KHS, Arab World Analysis

At 10/12/2005 11:35:00 PM, Blogger adonis syria said...

This post has been removed by a blog administrator.

At 10/12/2005 11:36:00 PM, Blogger adonis syria said...

This one is not bad too.

Asad: We don’t have this history of assassination in Syria .


At 10/13/2005 07:18:00 AM, Blogger GottfriedStutz said...

Josh, it took me some time to realise why, despite the very interesting blog entry you made, it bothers me. It's the title. "The most senior Alawi". I'm not sure that the emphasis on Kanaan's religion is relevant. It may even be a bit misleading in the sense that his rank as an officer may have been more important than his faith.

At 10/14/2005 12:41:00 AM, Blogger الدومري السوري said...

Foreign Minister Al-Shareh said that Kana'n caved under the Lebanese media pressure.
Believe that and you would believe anything.
See what I mean by visiting my blog.

At 10/14/2005 07:05:00 AM, Blogger lebo said...

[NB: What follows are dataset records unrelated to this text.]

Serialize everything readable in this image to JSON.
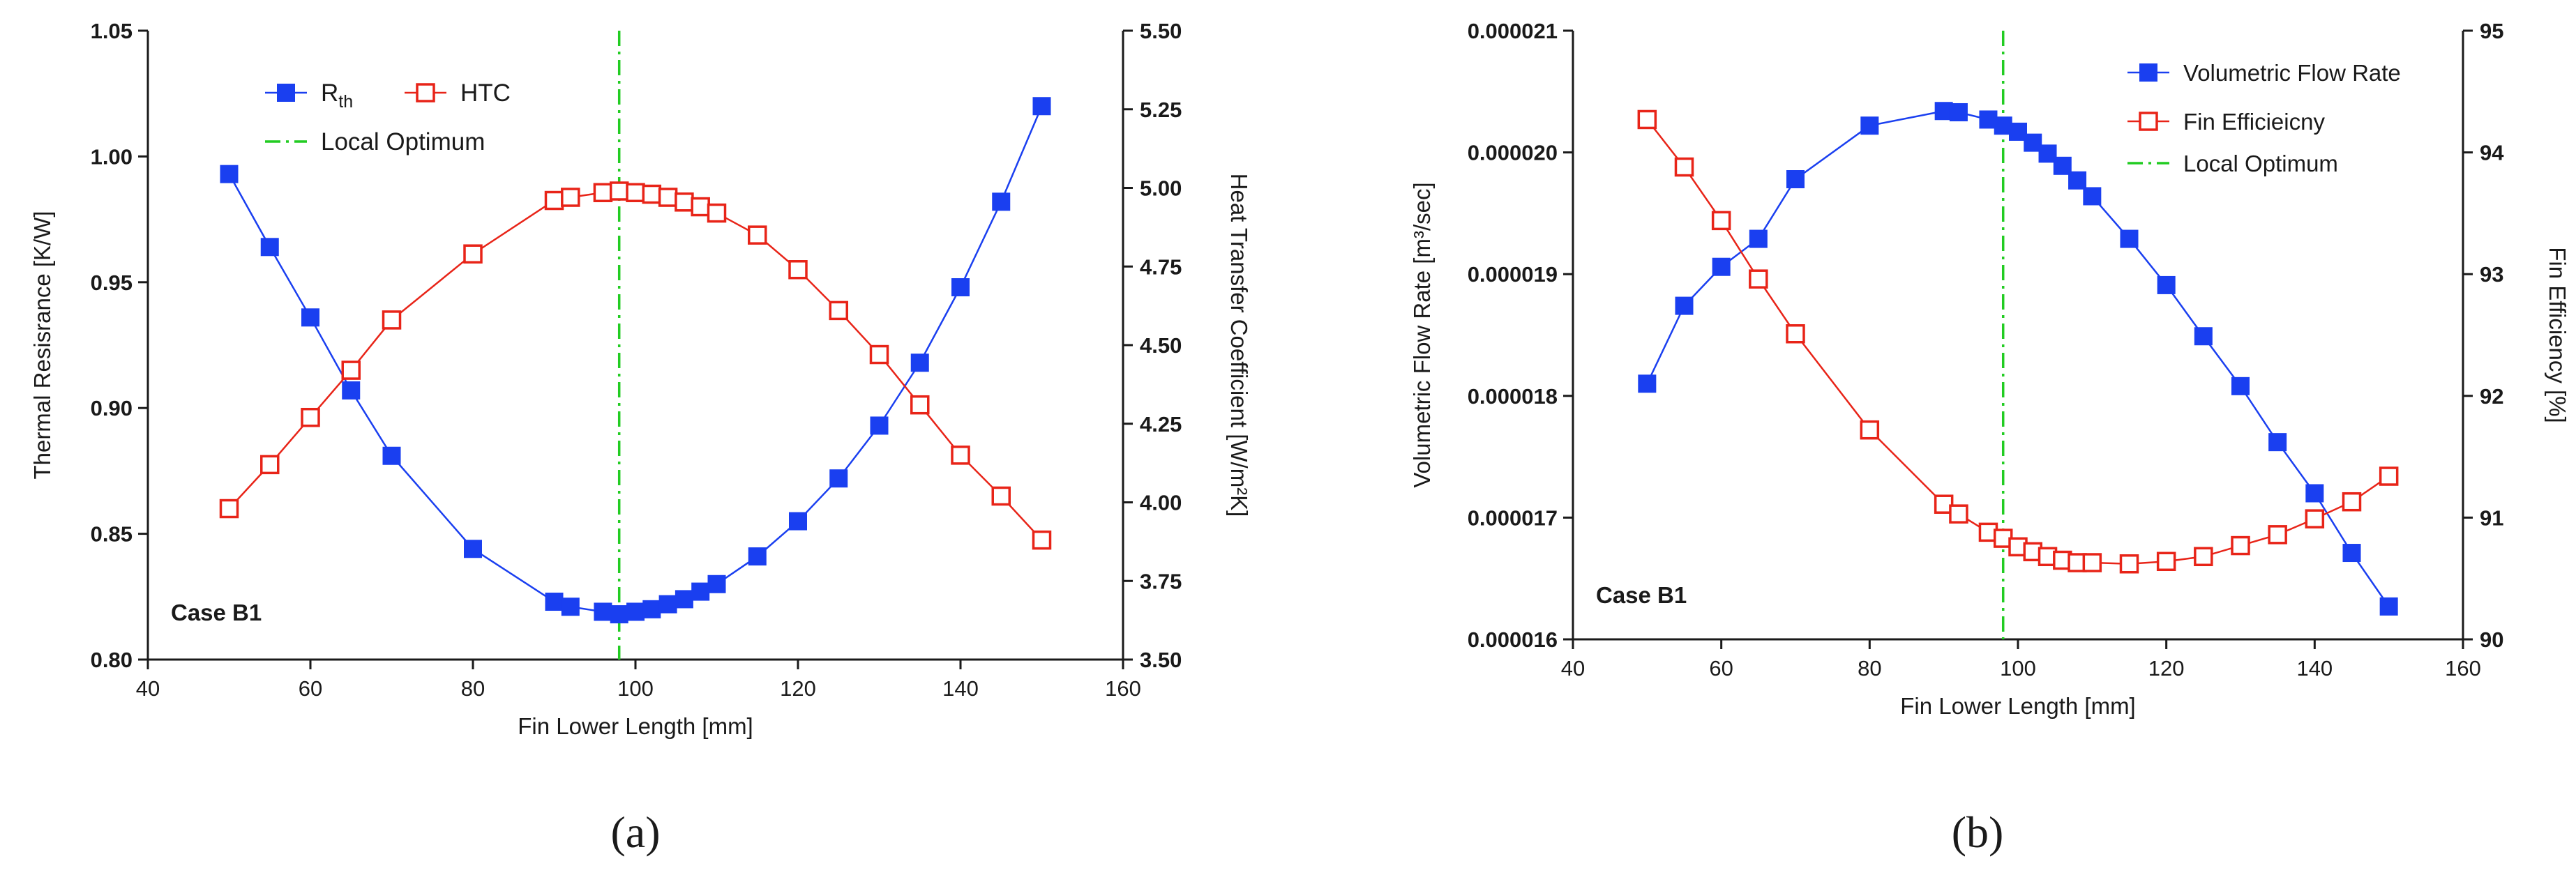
{
  "chart_data": [
    {
      "type": "line",
      "panel_label": "(a)",
      "annotation": "Case B1",
      "xlabel": "Fin Lower Length [mm]",
      "xlim": [
        40,
        160
      ],
      "xticks": [
        "40",
        "60",
        "80",
        "100",
        "120",
        "140",
        "160"
      ],
      "ylabel": "Thermal Resisrance [K/W]",
      "ylim": [
        0.8,
        1.05
      ],
      "yticks": [
        "0.80",
        "0.85",
        "0.90",
        "0.95",
        "1.00",
        "1.05"
      ],
      "y2label": "Heat Transfer Coefficient [W/m²K]",
      "y2lim": [
        3.5,
        5.5
      ],
      "y2ticks": [
        "3.50",
        "3.75",
        "4.00",
        "4.25",
        "4.50",
        "4.75",
        "5.00",
        "5.25",
        "5.50"
      ],
      "x": [
        50,
        55,
        60,
        65,
        70,
        80,
        90,
        92,
        96,
        98,
        100,
        102,
        104,
        106,
        108,
        110,
        115,
        120,
        125,
        130,
        135,
        140,
        145,
        150
      ],
      "series": [
        {
          "name": "R",
          "name_sub": "th",
          "axis": "left",
          "marker": "filled-square",
          "color": "#1a3ff0",
          "values": [
            0.993,
            0.964,
            0.936,
            0.907,
            0.881,
            0.844,
            0.823,
            0.821,
            0.819,
            0.818,
            0.819,
            0.82,
            0.822,
            0.824,
            0.827,
            0.83,
            0.841,
            0.855,
            0.872,
            0.893,
            0.918,
            0.948,
            0.982,
            1.02
          ]
        },
        {
          "name": "HTC",
          "axis": "right",
          "marker": "open-square",
          "color": "#e82418",
          "values": [
            3.98,
            4.12,
            4.27,
            4.42,
            4.58,
            4.79,
            4.96,
            4.97,
            4.985,
            4.99,
            4.985,
            4.98,
            4.97,
            4.955,
            4.94,
            4.92,
            4.85,
            4.74,
            4.61,
            4.47,
            4.31,
            4.15,
            4.02,
            3.88
          ]
        }
      ],
      "vline": {
        "name": "Local Optimum",
        "x": 98,
        "color": "#22cc22"
      }
    },
    {
      "type": "line",
      "panel_label": "(b)",
      "annotation": "Case B1",
      "xlabel": "Fin Lower Length [mm]",
      "xlim": [
        40,
        160
      ],
      "xticks": [
        "40",
        "60",
        "80",
        "100",
        "120",
        "140",
        "160"
      ],
      "ylabel": "Volumetric Flow Rate [m³/sec]",
      "ylim": [
        1.6e-05,
        2.1e-05
      ],
      "yticks": [
        "0.000016",
        "0.000017",
        "0.000018",
        "0.000019",
        "0.000020",
        "0.000021"
      ],
      "y2label": "Fin Efficiency [%]",
      "y2lim": [
        90,
        95
      ],
      "y2ticks": [
        "90",
        "91",
        "92",
        "93",
        "94",
        "95"
      ],
      "series": [
        {
          "name": "Volumetric Flow Rate",
          "axis": "left",
          "marker": "filled-square",
          "color": "#1a3ff0",
          "x": [
            50,
            55,
            60,
            65,
            70,
            80,
            90,
            92,
            96,
            98,
            100,
            102,
            104,
            106,
            108,
            110,
            115,
            120,
            125,
            130,
            135,
            140,
            145,
            150
          ],
          "values": [
            1.81e-05,
            1.874e-05,
            1.906e-05,
            1.929e-05,
            1.978e-05,
            2.022e-05,
            2.034e-05,
            2.033e-05,
            2.027e-05,
            2.022e-05,
            2.017e-05,
            2.008e-05,
            1.999e-05,
            1.989e-05,
            1.977e-05,
            1.964e-05,
            1.929e-05,
            1.891e-05,
            1.849e-05,
            1.808e-05,
            1.762e-05,
            1.72e-05,
            1.671e-05,
            1.627e-05
          ]
        },
        {
          "name": "Fin Efficieicny",
          "axis": "right",
          "marker": "open-square",
          "color": "#e82418",
          "x": [
            50,
            55,
            60,
            65,
            70,
            80,
            90,
            92,
            96,
            98,
            100,
            102,
            104,
            106,
            108,
            110,
            115,
            120,
            125,
            130,
            135,
            140,
            145,
            150
          ],
          "values": [
            94.27,
            93.88,
            93.44,
            92.96,
            92.51,
            91.72,
            91.11,
            91.03,
            90.88,
            90.83,
            90.76,
            90.72,
            90.68,
            90.65,
            90.63,
            90.63,
            90.62,
            90.64,
            90.68,
            90.77,
            90.86,
            90.99,
            91.13,
            91.34
          ]
        }
      ],
      "vline": {
        "name": "Local Optimum",
        "x": 98,
        "color": "#22cc22"
      }
    }
  ]
}
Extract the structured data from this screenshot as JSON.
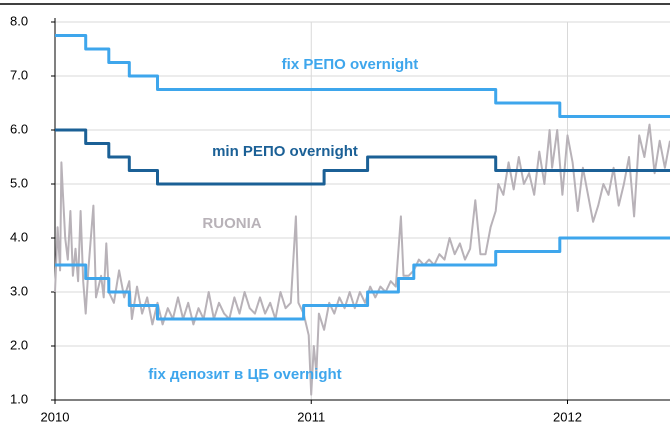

You gotta love all the news/rumours springing left and right after Kanaan's death. That media pressure nonsense that Al-Share'e mentioned yesterday is just another diversion for the naive Syrian population (that's after a major slip of tongue at Kanaan's funeral mentioning the latter's death, twice, as an assassination, before finally correcting himself). There was also another stupidity reported in Lebanon's AlDiyar newspaper of a possible lawsuit by Kanaan's family against a Lebanese TV station after the airing of a report on Kanaan's meeting with the Hariri assassination UN investigation team. What a pile of rubbish! Knowing the ways of the Syrian intelligence, I think it's quite obvious that his life was taken to create a kink in the link leading upwards to the Syrian head of intelligence Asef Shawkat or Asad himself. An Arabic leader committing suicide? I have yet to see that.